Peruvian blueberry opportunities in the United States

Blueberry is currently one of the most important high-value crops worldwide, since it is an agricultural product that consumers in most developed countries are eager to consume, mainly due to its high antioxidant content, which means it is a nutraceutical food.

In 2020, global blueberry production reached 1,514,231 tons, representing its historical maximum, and surpassing the 2019 volume by 0.7%. That amount of production was obtained from 168,890 hectares, so the yield remained at 9.0 tons per hectare.

In this sense, Peru was the third largest blueberry producer, with 180,300 tons (the equivalent to 12.0% of the world total), only behind the United States and Canada, and followed by Chile, Poland, and Mexico. 

Peru leads blueberry exports

Moreover, in that same year Peru consolidated its position as the world’s leading exporter of blueberries, with 162,174 tons shipped, that was, 26.2% of total world exports for this berry, production that reached various markets, although of course the United States was the main one. In addition, this volume represented a revenue for the country of 1,003 million dollars.
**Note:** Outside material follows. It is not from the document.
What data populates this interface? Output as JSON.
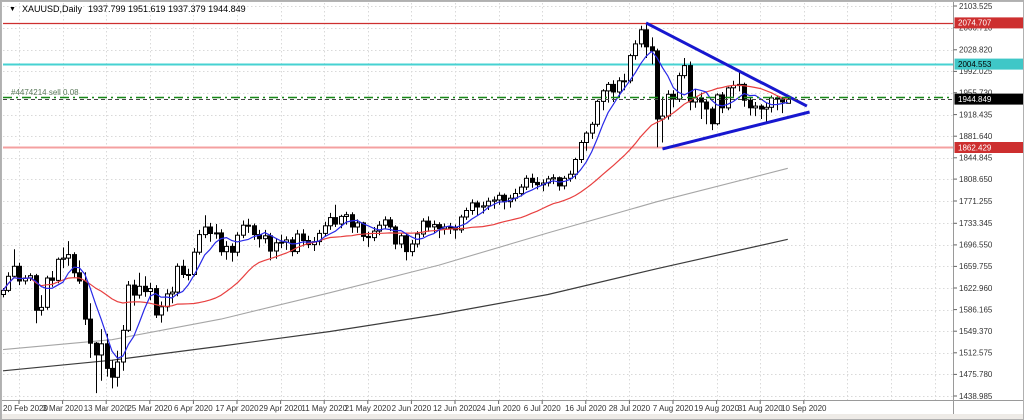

It is worth mentioning that Chile, the Netherlands, Canada, and the United States are the next largest exporters after Peru, with Chile being its greatest competitor in exports, accounting for 17.2% of exports.

However, it should be noted that it was in 2020 when Peru became the main supplier of blueberries to the U.S. market, year in which it surpassed Chile, whose imports also decreased in 2021, so that the difference with Mexico is minimal, although in the case of Peru in 2021 its figures differed significantly from those of both countries.

Despite this, in the following years the Peruvian blueberry industry should focus on consolidating its exports to the United States, because although the difference with Chile was 31,228 tons (quite considerable), the truth is that Mexico has been growing at a very good pace as well.

To give more perspective on the figures, in 2017 blueberry imports by the U.S. market indicate that 43.5% came from Chile, while only 13.7% from Peru. But in 2021, 39.0% came from Peru and 24.4% from Chile, an important change.

Opportunities for Peru

To understand the opportunities that the Peruvian blueberry industry has, in terms of the U.S. market, we must first review the seasonality of exports.

In the following graph we can see when the flow of blueberries from Peru to the United States occurred. We can observe how shipments were concentrated in the months of October, November, and December, with lower volumes in August, September, January, and February.

Then, in the following graph we add the main competitors, Chile and Mexico, as well as domestic production in the U.S. The first thing that can be observed is that Peru fully dominated sales in the last quarter of the year, with slight competition of Mexico, while in the first quarter of the year the clear leader was Chile, although with greater participation from Mexico, which, by the way, extends until the summer, when it competes with domestic production.

Now, for any of the three countries mentioned, getting more space when U.S. domestic production is high, does not seem promising, because they would be at a disadvantage in terms of quality and freshness, so at first glance it seems that there is not much room to send blueberries during that period.

However, in the case of Peru, it could be reviewed how to obtain greater share at the beginning of the year, in January, February and March, which could be achieved with a smaller drop between December and January.

Of course, there would be direct competition with other countries, mainly with Peru, but considering the decrease in Chilean exports in recent years, everything indicates that there will be an interesting opportunity there, an opportunity that of course Mexico also wants to take advantage of.

Also, as harvest in the United States decreases in August and September, Peru could also try to get ahead to have larger volumes in those months, which is precisely the period that other countries take advantage of to have export, as is the case of Argentina, Colombia and Uruguay, being that during those months there is not strong competition with Chile and Mexico.

In short, during the last decade Peruvian blueberry industry has not only been able to position itself in the U.S. market, but also managed to reach the leadership of world exports, mainly due to its dominance in the late autumn and early winter period.

Additionally, it is also important to mention that the world blueberry industry will  be meeting on March 9th and 10th in Lima, Peru, for the XIX International Seminar Blueberries, where the opportunities for the future of this agricultural product will be analyzed.


All data presented were obtained from FAO-FAOSTAT, USDA-ERS and USDA-AMS.